The Tamedia Image Conciege project has two important and complementary objectives:
- Operationalization of Tamedia’s photo archives. So far images are stored with heterogeneous and non-interconnected management tools.
- Evaluating the various existing tools which allow to search for content with efficiency, speed and comfort in Tamedia’s photo archives. It should be noted that the archived photos, property of Tamedia, have often been incompletely documented when they were integrated into the archive database.
Several outcomes are expected from this project:
- Mobilizing and using a very important visual archive heritage (more than 4.6 million photos in the archives of the various Tamedia titles).
- Enriching the visual content of the editorial production on current events with references to past editorial and visual coverage.
- Reducing the use and costs associated with individual purchases from specialized photo databases, such as Keystone.
Four algorithms based on deep-learning models have been developped to enhance the retrieval of images from the Tamedia’s photo archive.
The main motivations were that many images do not have metadata attached, or metadata could be written in multiple languages (French, German or English). As the image search is based on text query, photo editors or journalists from Tamedia are thus not able to retrieve images without metadata or with a metadata in a language different from the query.
The proposed solution was to enable visual search, which means that the search is done at pixel-level instead of metadata-level.
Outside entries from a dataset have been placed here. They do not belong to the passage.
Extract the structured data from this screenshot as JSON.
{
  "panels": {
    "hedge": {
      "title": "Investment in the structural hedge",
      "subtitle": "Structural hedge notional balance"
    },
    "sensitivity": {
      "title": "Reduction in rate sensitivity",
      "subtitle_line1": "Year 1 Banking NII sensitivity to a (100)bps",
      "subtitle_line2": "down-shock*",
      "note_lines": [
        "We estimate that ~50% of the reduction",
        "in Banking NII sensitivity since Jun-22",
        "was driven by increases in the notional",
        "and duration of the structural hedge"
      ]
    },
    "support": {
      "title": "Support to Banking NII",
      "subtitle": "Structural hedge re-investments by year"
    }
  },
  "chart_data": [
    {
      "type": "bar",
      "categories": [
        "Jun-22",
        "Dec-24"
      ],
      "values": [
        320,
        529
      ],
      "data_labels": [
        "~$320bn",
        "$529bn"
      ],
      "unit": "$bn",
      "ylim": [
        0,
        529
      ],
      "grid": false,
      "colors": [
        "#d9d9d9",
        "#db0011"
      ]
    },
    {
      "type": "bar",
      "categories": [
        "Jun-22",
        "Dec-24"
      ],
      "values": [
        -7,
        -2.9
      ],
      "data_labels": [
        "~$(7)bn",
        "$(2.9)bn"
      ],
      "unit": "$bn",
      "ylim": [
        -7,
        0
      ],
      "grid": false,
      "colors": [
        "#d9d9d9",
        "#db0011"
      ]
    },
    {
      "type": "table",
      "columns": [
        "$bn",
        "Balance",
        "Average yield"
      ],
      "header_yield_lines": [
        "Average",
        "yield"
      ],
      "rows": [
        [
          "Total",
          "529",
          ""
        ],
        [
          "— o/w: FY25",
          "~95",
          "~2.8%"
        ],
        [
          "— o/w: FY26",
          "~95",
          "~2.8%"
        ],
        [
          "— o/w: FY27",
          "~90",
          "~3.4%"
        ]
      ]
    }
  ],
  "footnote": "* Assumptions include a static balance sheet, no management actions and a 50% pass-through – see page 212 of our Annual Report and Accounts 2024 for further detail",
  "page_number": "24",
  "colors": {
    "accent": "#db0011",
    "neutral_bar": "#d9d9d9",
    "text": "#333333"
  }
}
The following models have been developed during this project:
- Search by image — Image-to-image retrieval based on image feature vector similarity.
- Search by face — Face-to-image retrieval using face recognition model.
- Search by article — Multi-lingual and multi-modal text-to-image retrieval based on transformer networks.
- Search by key-phrases — Multi-lingual keyphrase-to-image retrieval using aligned word embeddings techniques.
A demonstrator of the search by article is available here.
The operationalization of those four models has been done in 2020 based on the pilot application made by LSIR lab.